Tag Archives: recycled greenhouse

She Gardens in Stilettos

Saturday night, in lieu of catching some fantastic waves after weeks of anemic shore break, my husband and I went to have dinner with our friends Barbie and Jerry. My twinge of selfish wave envy disappeared and became monstrous, ROARING, Plant-Geek envy when I saw this:

greenhouse2

in Barbie’s back yard in Kure Beach.

Now, Barbie always posts pictures of fantastically weird and wonderful plants on her Facebook page.  A professed “cheapskate,” she has generally grown these from seeds she’s scrounged or cuttings taken from client landscapes.  She’s posted pics of carrion lilies, dahlias the size of dinner plates, and Voodoo Lilies that would make any garden club lady blush.  I had no IDEA that she had a greenhouse.  Much less a funky, MacGyver greenhouse!

greenhouse1

I was immediately in lust.

While giving me the garden tour in four inch heels, Barbie told me that, basically, they’ve spent $36 on this greenhouse.  They got some kind of frame from somebody they know.  Then, they picked through building sites around the beach (of which there are many), and found enough other stuff to build windows and doors and shelves and a SINK.

Barbie got a small solar panel which she says “I hooked up to this big battery sitting on the counter and the panel powers the battery, which powers my fan.”

bench

You can’t have a perfect greenhouse without a sink, so she rigged up a rain barrel to collect rain from the greenhouse roof (camouflaging it with some kind of giant creeping plant),  hooked up a pump to the barrel on one end and a pipe to feed the sink on the other end, so she has a working, reclaimed-water sink. GENIUS.

rain barrel

You might be wondering, “What is so extraordinary about this setup?”  Well, without getting into TOO many details, I met Barbie through a friend with whom I do a fair amount of web work, and those two know each other from a completely different group of folks.  Those friends probably have no idea that Barbie is a top-notch, self-taught, horticultural plant fanatic of first order.  They might NOT be surprised, however, at her choice of garden footwear.

barbie

In Barbie, I feel I’ve found my plant fanatic yin to my yang, or whatever.  Her garden is an exuberant riot of one of this and one of that, and “I snipped a piece of that plant off of so-and-so’s such-and-such,” or “I had to dig that out of somebody’s yard to put in something else, so I just brought it home.”  I’m the person who tries to work the unusual specimen into an orderly display border, while Barbie’s the curator amassing one of everything.  We would end up in a spike-heel kicking, hori-hori stabbing match if we tried to garden together in the same yard.  As gardening buddies, though, we’re a perfect match.

How it all Started

Barbie moved to Kure Beach in 2001.  She was unemployed with lots of time on her hands and an interest in plants, so she started teaching herself about them.  She rooted cuttings, germinated seeds, researched and read and gave herself a thorough horticultural education.  At this point, she can propagate almost anything, which is more than I can say for myself, and I have a couple of horticultural degrees!

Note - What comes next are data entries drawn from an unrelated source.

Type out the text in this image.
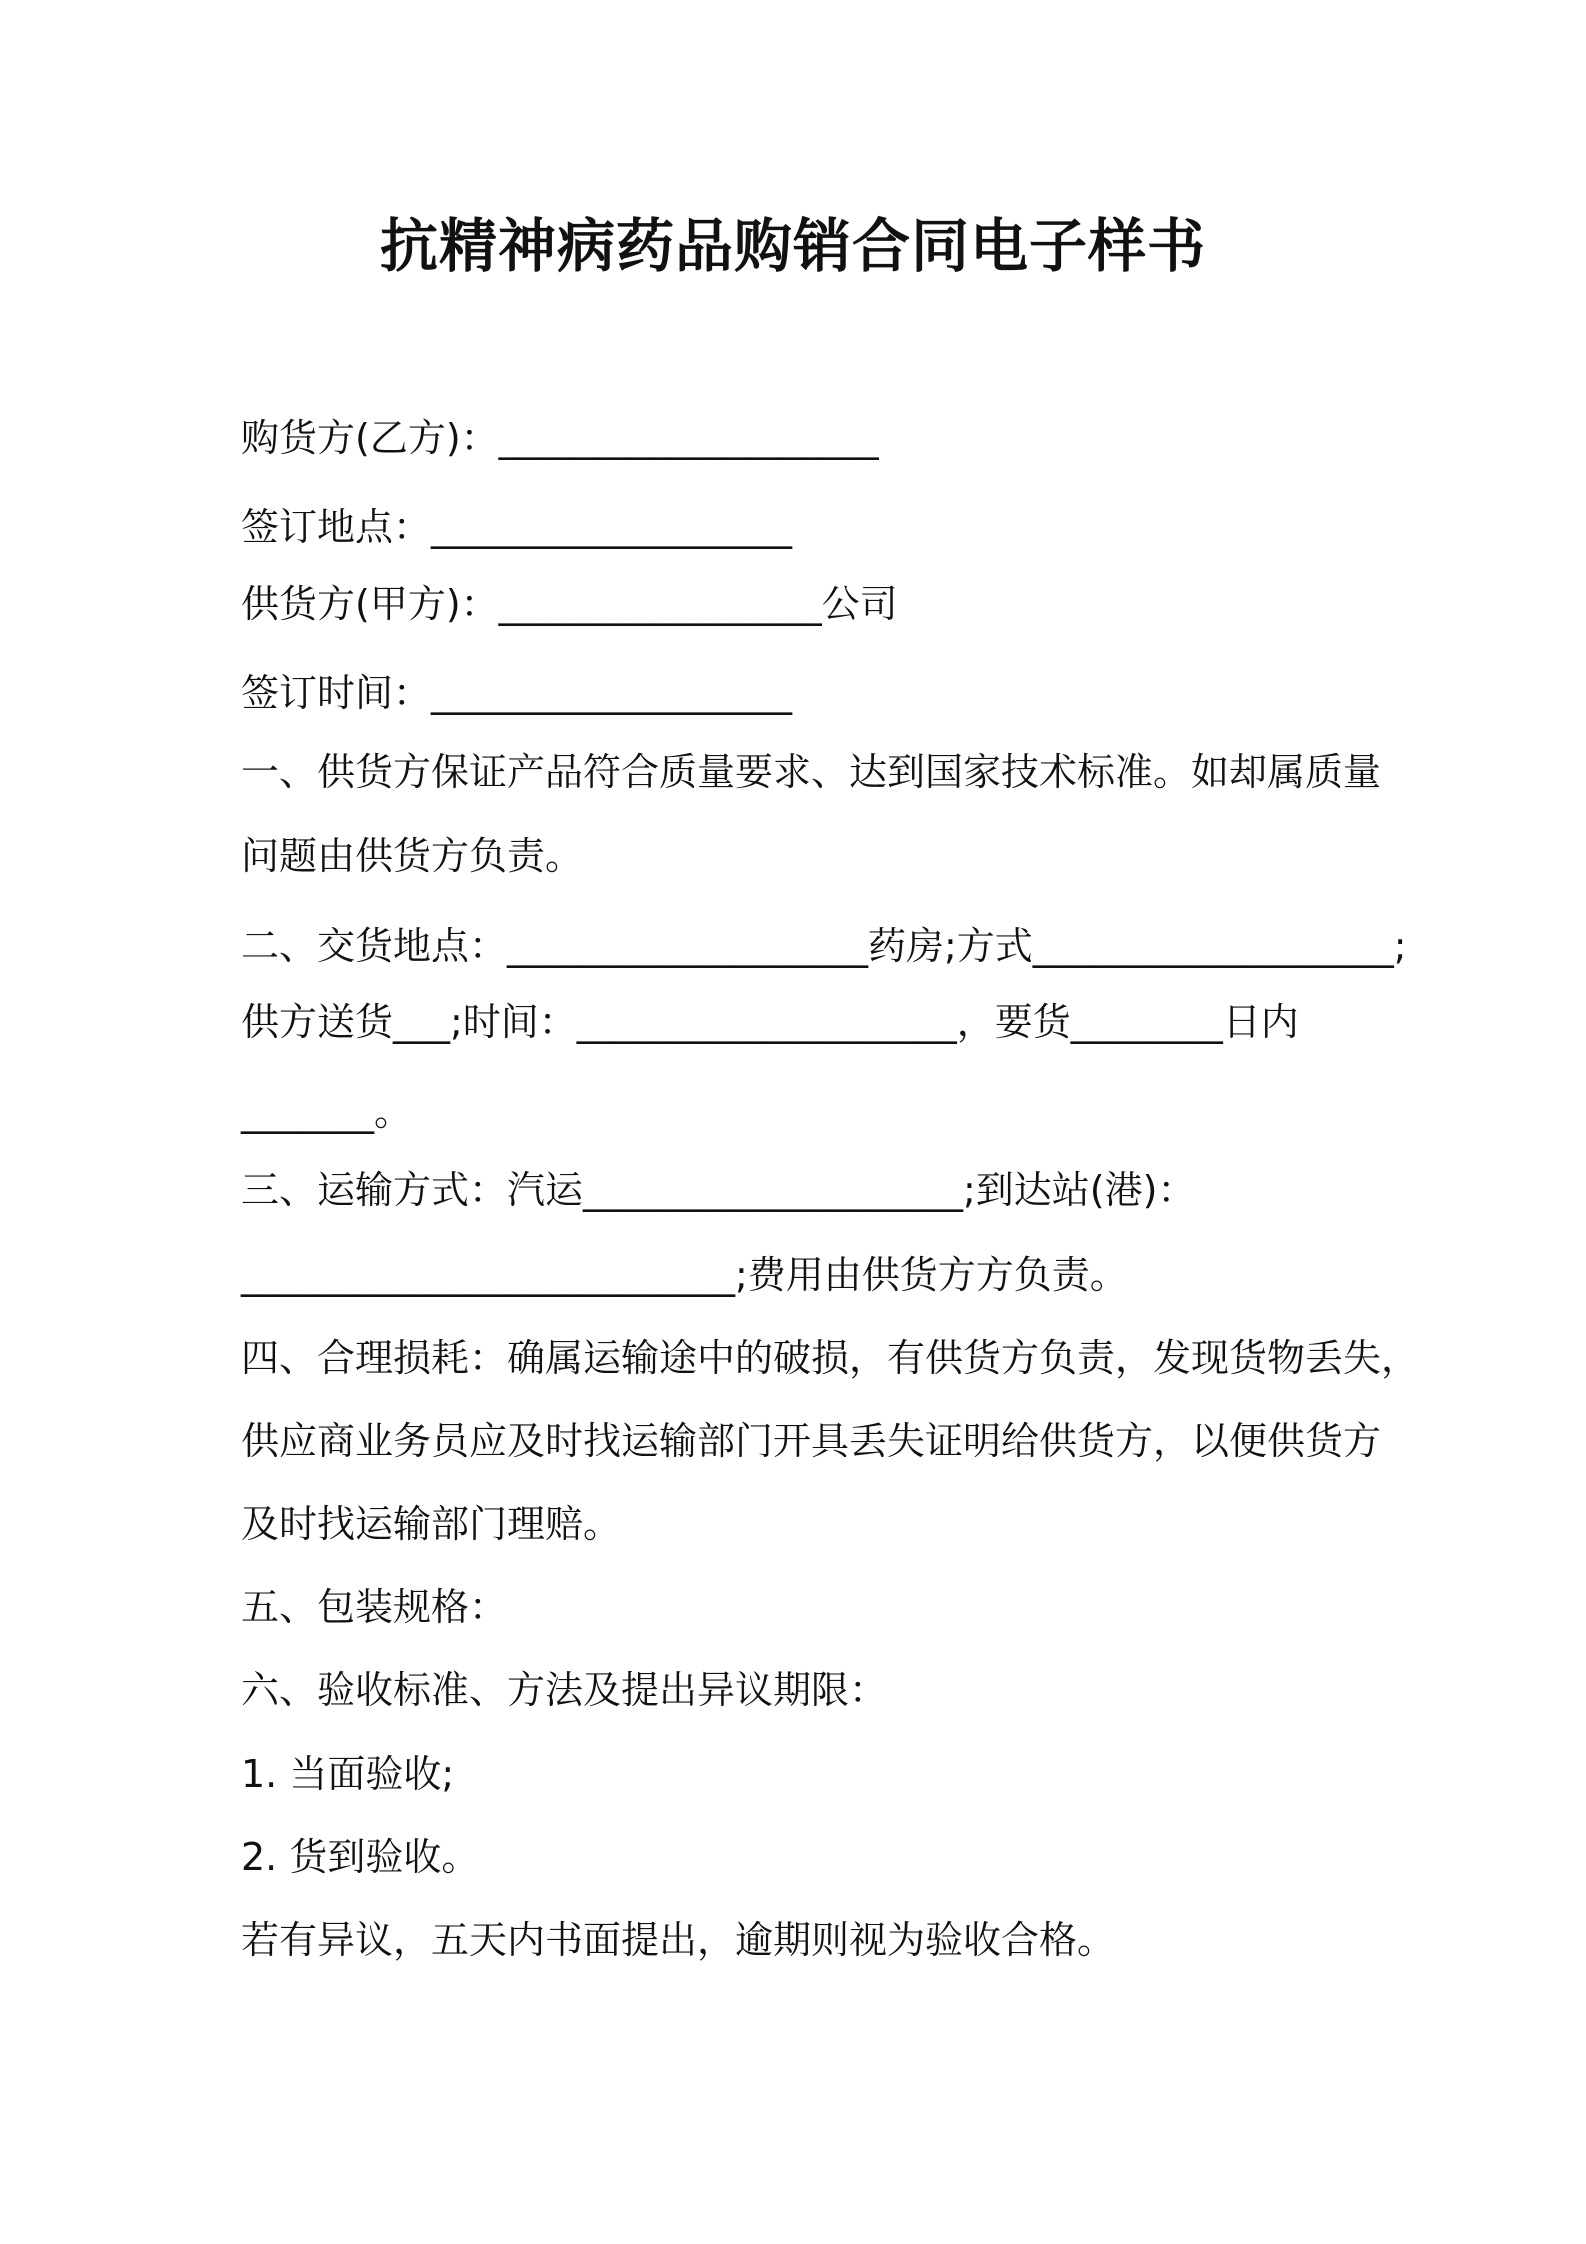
抗精神病药品购销合同电子样书
购货方(乙方)：____________________
签订地点：___________________
供货方(甲方)：_________________公司
签订时间：___________________
一、供货方保证产品符合质量要求、达到国家技术标准。如却属质量
问题由供货方负责。
二、交货地点：___________________药房;方式___________________;
供方送货___;时间：____________________，要货________日内
_______。
三、运输方式：汽运____________________;到达站(港)：
__________________________;费用由供货方方负责。
四、合理损耗：确属运输途中的破损，有供货方负责，发现货物丢失，
供应商业务员应及时找运输部门开具丢失证明给供货方，以便供货方
及时找运输部门理赔。
五、包装规格：
六、验收标准、方法及提出异议期限：
1. 当面验收;
2. 货到验收。
若有异议，五天内书面提出，逾期则视为验收合格。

The benches in the greenhouse are filled with magnificent and strange wonders like this plant, which she calls the “slut plant” because it reproduces like a rabbit with the little babies budding off of it:

slutplant

She has dozens of palm seedlings sprouting in her little container nursery behind the greenhouse, and a gorgeous green border along the side of her house-filled with philodendron, cycads, palms, hibiscus and other plants that shouldn’t be hardy here but love her green thumb.

greenborder

I asked her if she belonged to the local Hobby Greenhouse Club, and she said she doesn’t–keeps meaning to join, but never gets around to it.  She is a member of the American Horticultural Society, primarily for their seed exchange.  I could go on and on about how impressed I am with her entire operation.  I think you get the idea.

It was MORE than worth it to skip the waves and have a wonderful dinner with friends and a sneak peak at the greenhouse.  If you’re looking for REAL gardeners, gardeners who aren’t seeking the spotlight and are quietly amassing a giagantic body of knowledge about specific regional garden tasks–Barbie’s the real deal.